Project: TMDs -- Scale dependence of TMDs

Prace Call: 17th
ID: 2018184451, Leader: Andreas Schaefer
Affiliation: Regensburg University, DE
Research Field: Fundamental Constituents of Matter
Collaborators: Michael Engelhardt New Mexico State University USA , Jeremy Green Deutsches Elektronen-Synchrotron DE , Rajan Gupta Los Alamos National Laboratory USA , Piotr Korcyl Jagiellonian university PL , Andreas Rabenstein Regensburg University DE , Maximillian Schlemmer Regensburg University DE , Christian Zimmermann Regensburg University DE , Alexey Vladimirov Regensburg University DE
Resource Awarded: 44 Mil. core hours on SuperMUC

Abstract

This project is part of a major German-US lattice effort to investigate the properties of Transverse Momentum Dependent parton distribution functions (TMDs). The experimental investigation of TMDs is one of the main physics goals of the projected new US accelerator EIC (Electron Ion Collider) the construction of which is pursued jointly by the Brookhaven National Laboratory (BNL) and the Thomas Jefferson National Accelerator Facility. The emphasis on TMDs is motivated by the fact that they link experimental observables to the detailed properties of QCD gauge links and thus to the most characteristic features of QCD. The physics of TMDs is still only partly understood. The open problem which is phenomenologically most relevant is the scale dependence which, in contrast to the case of normal parton distribution functions, has unsuppressed non-perturbative contributions.
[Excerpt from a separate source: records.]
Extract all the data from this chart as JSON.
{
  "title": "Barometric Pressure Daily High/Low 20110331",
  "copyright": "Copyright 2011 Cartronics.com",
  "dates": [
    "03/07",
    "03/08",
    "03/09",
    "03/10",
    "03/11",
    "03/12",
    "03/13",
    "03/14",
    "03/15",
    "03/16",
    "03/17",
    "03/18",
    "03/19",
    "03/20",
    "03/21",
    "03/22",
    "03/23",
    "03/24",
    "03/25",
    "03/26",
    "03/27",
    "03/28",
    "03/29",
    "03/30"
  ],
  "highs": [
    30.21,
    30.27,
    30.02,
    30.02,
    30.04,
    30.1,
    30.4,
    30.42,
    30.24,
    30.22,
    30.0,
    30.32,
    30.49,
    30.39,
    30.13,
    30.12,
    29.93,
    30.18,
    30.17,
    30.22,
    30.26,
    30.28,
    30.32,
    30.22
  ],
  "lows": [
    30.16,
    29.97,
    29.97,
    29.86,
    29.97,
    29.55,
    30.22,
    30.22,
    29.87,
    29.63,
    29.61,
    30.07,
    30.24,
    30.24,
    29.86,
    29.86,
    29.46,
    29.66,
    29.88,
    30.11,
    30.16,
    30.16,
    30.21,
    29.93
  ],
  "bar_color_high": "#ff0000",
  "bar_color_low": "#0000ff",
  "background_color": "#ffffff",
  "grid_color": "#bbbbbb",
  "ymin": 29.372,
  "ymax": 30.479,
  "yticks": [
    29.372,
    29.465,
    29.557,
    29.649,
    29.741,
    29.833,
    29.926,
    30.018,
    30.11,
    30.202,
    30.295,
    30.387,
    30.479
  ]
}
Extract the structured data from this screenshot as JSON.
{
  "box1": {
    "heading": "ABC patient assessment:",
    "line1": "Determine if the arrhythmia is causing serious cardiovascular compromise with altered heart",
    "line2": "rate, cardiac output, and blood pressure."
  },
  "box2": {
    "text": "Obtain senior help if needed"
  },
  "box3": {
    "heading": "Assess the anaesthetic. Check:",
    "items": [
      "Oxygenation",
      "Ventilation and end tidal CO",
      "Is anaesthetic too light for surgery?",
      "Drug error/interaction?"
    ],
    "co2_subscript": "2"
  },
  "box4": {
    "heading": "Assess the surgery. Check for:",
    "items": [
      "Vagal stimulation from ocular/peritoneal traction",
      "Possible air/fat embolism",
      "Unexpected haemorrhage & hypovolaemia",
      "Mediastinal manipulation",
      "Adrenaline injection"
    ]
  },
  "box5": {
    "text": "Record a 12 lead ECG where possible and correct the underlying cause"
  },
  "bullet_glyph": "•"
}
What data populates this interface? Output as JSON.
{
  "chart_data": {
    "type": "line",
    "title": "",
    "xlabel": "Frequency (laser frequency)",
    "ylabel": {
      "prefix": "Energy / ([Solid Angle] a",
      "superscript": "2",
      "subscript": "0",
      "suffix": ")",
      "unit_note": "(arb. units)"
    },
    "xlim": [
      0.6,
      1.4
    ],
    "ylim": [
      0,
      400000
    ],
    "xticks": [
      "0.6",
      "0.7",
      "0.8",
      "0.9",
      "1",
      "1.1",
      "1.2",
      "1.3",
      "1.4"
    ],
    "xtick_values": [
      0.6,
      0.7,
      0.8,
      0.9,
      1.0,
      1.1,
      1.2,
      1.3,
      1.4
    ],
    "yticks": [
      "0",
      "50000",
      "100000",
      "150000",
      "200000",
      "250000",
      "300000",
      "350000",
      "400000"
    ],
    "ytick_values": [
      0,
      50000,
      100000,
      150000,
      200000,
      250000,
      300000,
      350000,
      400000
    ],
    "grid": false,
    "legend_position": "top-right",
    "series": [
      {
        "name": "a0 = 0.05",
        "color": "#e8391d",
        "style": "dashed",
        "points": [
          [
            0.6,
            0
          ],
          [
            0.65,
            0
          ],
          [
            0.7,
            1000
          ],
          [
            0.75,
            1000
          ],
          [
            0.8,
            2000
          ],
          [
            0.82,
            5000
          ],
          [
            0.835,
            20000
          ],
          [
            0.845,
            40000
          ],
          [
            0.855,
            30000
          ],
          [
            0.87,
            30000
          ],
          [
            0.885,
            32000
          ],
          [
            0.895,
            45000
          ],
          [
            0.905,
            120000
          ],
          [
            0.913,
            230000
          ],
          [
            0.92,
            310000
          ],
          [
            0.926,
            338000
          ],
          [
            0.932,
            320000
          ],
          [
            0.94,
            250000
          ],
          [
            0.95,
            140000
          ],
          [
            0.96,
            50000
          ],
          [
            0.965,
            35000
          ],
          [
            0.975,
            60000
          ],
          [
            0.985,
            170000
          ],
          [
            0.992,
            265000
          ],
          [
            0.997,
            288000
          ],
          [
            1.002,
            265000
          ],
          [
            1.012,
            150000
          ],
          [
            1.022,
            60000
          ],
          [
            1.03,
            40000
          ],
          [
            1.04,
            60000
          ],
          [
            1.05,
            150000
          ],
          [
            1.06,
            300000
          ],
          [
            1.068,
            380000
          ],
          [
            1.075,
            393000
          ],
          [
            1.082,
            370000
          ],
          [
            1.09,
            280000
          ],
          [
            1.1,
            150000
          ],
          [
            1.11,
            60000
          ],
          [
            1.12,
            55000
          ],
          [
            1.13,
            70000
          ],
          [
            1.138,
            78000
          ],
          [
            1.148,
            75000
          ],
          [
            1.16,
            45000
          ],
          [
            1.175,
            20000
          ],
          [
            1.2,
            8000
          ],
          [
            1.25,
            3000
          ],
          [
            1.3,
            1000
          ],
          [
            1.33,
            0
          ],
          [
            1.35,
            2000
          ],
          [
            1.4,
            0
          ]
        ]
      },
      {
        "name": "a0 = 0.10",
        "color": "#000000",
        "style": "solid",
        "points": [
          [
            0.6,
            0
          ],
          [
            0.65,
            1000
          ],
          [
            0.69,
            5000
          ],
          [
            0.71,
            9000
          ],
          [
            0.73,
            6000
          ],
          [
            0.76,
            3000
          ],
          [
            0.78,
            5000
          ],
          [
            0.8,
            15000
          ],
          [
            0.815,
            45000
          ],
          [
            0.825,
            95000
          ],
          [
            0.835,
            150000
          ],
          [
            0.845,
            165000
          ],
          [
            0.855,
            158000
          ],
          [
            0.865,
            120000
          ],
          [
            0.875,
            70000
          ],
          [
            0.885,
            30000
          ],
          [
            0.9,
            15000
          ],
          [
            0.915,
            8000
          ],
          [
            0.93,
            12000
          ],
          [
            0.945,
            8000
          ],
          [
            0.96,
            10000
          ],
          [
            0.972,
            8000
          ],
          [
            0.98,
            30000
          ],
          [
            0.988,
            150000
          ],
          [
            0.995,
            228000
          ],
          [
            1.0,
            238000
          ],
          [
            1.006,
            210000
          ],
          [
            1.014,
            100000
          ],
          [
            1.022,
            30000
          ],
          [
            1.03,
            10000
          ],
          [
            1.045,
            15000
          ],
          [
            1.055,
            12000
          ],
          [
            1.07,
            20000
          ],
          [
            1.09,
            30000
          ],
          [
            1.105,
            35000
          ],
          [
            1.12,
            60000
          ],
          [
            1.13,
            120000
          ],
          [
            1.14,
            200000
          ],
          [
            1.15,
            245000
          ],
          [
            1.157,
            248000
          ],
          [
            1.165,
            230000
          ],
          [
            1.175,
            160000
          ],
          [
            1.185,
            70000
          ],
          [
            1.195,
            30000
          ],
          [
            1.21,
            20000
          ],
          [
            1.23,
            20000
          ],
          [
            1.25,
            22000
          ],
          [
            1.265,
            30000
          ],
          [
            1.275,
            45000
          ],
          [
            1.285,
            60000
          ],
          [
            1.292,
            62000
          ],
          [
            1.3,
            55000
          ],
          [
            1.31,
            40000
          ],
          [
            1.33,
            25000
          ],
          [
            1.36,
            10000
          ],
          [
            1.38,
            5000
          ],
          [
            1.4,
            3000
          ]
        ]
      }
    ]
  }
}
The aim of the present project is, therefore, to study the scaling of TMDs on the lattice. To do so we want to use the large number of ensembles which were generated by the CLS collaboration, precisely with the aim to study the dependence on the lattice constant a. For these ensembles, open boundary conditions were used, which avoid the problem of diverging topological autocorrelation times for small a. Settling the non-perturbative scaling properties of TMDs would mark a major advance in our understanding of hadron structure.